Madame, vous voulez m’attacher tout à vous.
Il me faut de votre âme une pleine assurance :
1590Un amant là-dessus n’aime point qu’on balance.
Si l’ardeur de mes feux a pu vous émouvoir,
Vous ne devez point feindre à me le faire voir ;
Et la preuve, après tout, que je vous en demande,
C’est de ne plus souffrir qu’Alceste vous prétende,
1595De le sacrifier, madame, à mon amour,
Et de chez vous enfin le bannir dès ce jour.

Célimène
Mais quel sujet si grand contre lui vous irrite,

Vous à qui j’ai tant vu parler de son mérite ?

Oronte
Madame il ne faut point ces éclaircissements ;

1600Il s’agit de savoir quels sont vos sentiments.
Choisissez, s’il vous plaît, de garder l’un ou l’autre ;
Ma résolution n’attend rien que la vôtre.
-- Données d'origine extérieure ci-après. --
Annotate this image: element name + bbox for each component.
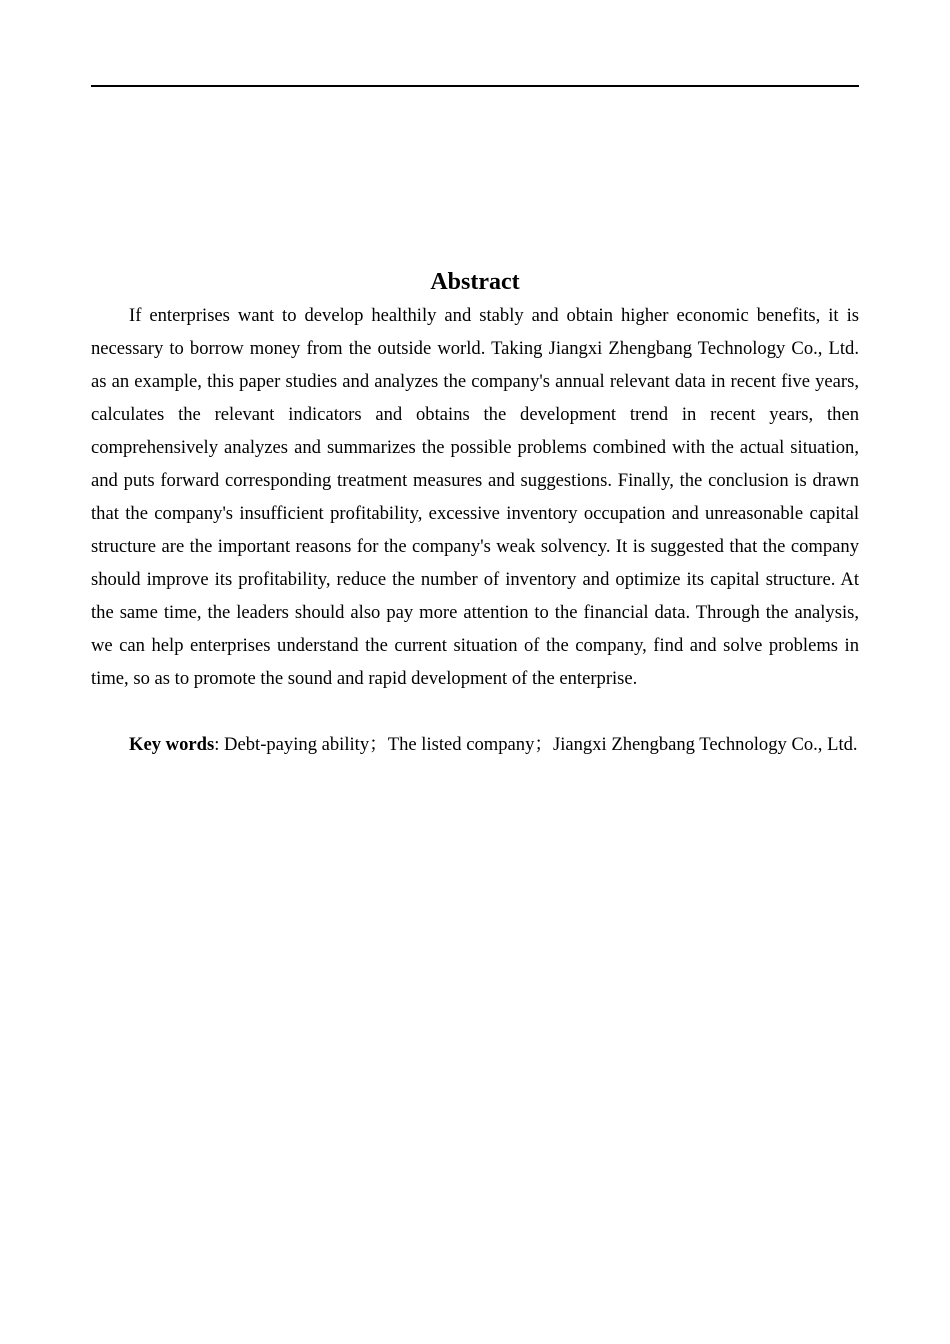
keywords-separator: : [214,734,225,755]
abstract-body: If enterprises want to develop healthily and stably and obtain higher economic benefits, it is necessary to borrow money from the outside world. Taking Jiangxi Zhengbang Technology Co., Ltd. as an example, this paper studies and analyzes the company's annual relevant data in recent five years, calculates the relevant indicators and obtains the development trend in recent years, then comprehensively analyzes and summarizes the possible problems combined with the actual situation, and puts forward corresponding treatment measures and suggestions. Finally, the conclusion is drawn that the company's insufficient profitability, excessive inventory occupation and unreasonable capital structure are the important reasons for the company's weak solvency. It is suggested that the company should improve its profitability, reduce the number of inventory and optimize its capital structure. At the same time, the leaders should also pay more attention to the financial data. Through the analysis, we can help enterprises understand the current situation of the company, find and solve problems in time, so as to promote the sound and rapid development of the enterprise. [91,305,859,689]
abstract-title: Abstract [430,269,520,295]
keywords-label: Key words [129,734,215,755]
keywords-text: Debt-paying ability；The listed company；Jiangxi Zhengbang Technology Co., Ltd. [224,734,858,755]
abstract-section [91,265,859,761]
header-rule [91,85,859,87]
keywords-paragraph [91,728,859,761]
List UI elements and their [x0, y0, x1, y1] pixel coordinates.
Alceste, sortant du coin où il était.
Oui, monsieur a raison ; madame, il faut choisir ;

Et sa demande ici s’accorde à mon désir.
1605Pareille ardeur me presse, et même soin m’amène ;
Mon amour veut du vôtre une marque certaine :
Les choses ne sont plus pour traîner en longueur,
Et voici le moment d’expliquer votre cœur.

Oronte
Je ne veux point, monsieur, d’une flamme importune

1610Troubler aucunement votre bonne fortune.

Alceste
Je ne veux point, monsieur, jaloux ou non jaloux,

Partager de son cœur rien du tout avec vous.

Oronte
Si votre amour au mien lui semble préférable…


Alceste
Si du moindre penchant elle est pour vous capable…


Oronte
1615Je jure de n’y rien prétendre désormais.